South Pacific Meats to pay $20,000 for blocking union site access

Southland meat processor South Pacific Meats (SPM) has been ordered to pay $20,000 for blocking union workers from its Awarua plant.

The Employment Relations Authority (ERA) found SPM breached the Employment Relations Act 2000 by imposing unreasonable access restrictions on the right of a

New Zealand Meat Workers and Related Trade Union representative.

SPM had already been penalised and issued compliance orders by the ERA in February 2012 on union access to the plant.

In the latest case, the union had sought a compliance order requiring SPM to refrain from unreasonably denying or restricting access, and that union representatives be permitted to address workers in the main canteen or smoko room.

It also sought penalties in relation to what it said were a number of breaches of its statutory entitlement to access during the period September to November 2013.

The access problems were encountered by the union's Otago/Southland branch president, Daryl Carran, who had visited the Awarua plant for several years.

SPM denied it had unlawfully prevented union access to the workplace or breached its obligations of good faith.

The company said it imposed conditions on all plant visitors which were mandatory to ensure its compliance with relevant Overseas Market Access Requirements (OMARs) imposed by the Ministry of Primary Industries (MPI) and by the food manufacturing standards (FMS) of Tesco, the global grocery retail chain, which is a major SPM customer.

ERA member David Appleton found the conditions imposed on Mr Carran's access by plant manager Kevin Hamilton exceeded the safety and health procedures and requirements SPM needed to apply.

While it was legitimate to take steps to ensure Mr Carran's access to the workplace did not result in contamination of the clothes of workers who worked in edible departments, this could have simply been ensured by providing Mr Carran with laundered overalls, as it provided to other lawful visitors, Mr Appleton said.

The refusal to issue Mr Carran with compliant overalls, knowing it would limit his access to the majority of the workers, amounted to ''bad faith'' by SPM and attempts to prevent Mr Carran from addressing staff as a whole in the canteen were ''unwarranted and illegitimate''.

The ERA imposed a penalty of $10,000, to be paid to the union by SPM for its continued failures to provide Mr Carran with compliant overalls, and $10,000 for continued acts preventing Mr Carran from addressing the workers as a group.
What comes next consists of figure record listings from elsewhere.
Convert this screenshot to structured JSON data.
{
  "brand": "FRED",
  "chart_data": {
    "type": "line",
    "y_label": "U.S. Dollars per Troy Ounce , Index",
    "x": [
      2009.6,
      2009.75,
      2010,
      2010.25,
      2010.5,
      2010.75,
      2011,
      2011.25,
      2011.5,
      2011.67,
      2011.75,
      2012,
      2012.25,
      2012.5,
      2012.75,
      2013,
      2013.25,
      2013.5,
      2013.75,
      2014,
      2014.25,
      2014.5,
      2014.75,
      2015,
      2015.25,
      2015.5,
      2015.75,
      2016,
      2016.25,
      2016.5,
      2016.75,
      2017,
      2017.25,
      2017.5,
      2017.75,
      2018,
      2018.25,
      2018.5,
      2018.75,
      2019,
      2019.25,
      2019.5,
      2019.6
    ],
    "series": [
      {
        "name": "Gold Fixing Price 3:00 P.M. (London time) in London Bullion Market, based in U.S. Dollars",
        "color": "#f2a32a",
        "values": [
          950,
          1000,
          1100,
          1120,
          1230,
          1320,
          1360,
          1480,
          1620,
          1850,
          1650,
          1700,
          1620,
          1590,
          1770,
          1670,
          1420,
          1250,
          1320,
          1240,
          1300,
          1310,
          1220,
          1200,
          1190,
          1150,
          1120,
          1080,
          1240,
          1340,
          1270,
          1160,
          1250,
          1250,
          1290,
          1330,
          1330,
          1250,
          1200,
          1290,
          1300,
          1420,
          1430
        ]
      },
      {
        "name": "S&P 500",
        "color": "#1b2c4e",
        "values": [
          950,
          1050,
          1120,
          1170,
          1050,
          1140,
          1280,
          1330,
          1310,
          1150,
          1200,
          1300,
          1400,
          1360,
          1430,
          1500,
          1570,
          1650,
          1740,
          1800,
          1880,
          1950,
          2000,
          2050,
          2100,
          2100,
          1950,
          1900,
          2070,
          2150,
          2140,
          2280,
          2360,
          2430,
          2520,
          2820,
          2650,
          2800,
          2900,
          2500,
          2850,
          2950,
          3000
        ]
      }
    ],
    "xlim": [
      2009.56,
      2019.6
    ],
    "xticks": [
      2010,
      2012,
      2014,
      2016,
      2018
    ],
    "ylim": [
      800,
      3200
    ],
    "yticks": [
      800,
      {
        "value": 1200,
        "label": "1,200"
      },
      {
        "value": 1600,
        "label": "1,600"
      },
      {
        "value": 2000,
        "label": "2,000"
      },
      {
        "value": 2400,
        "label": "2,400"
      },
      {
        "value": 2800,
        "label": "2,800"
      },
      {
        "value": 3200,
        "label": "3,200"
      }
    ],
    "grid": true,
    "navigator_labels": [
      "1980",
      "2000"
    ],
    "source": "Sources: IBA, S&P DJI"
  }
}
SPM was ordered to comply with the Act regarding union access to its Awarua site; make compliant overalls available to visiting union representatives to enable them to mingle with workers in the edible departments of the Awarua site during their lunch breaks; allow the union representative to time each visit to coincide with workers' lunch breaks; and permit the union representative to address the workers in the main canteen or smoko room.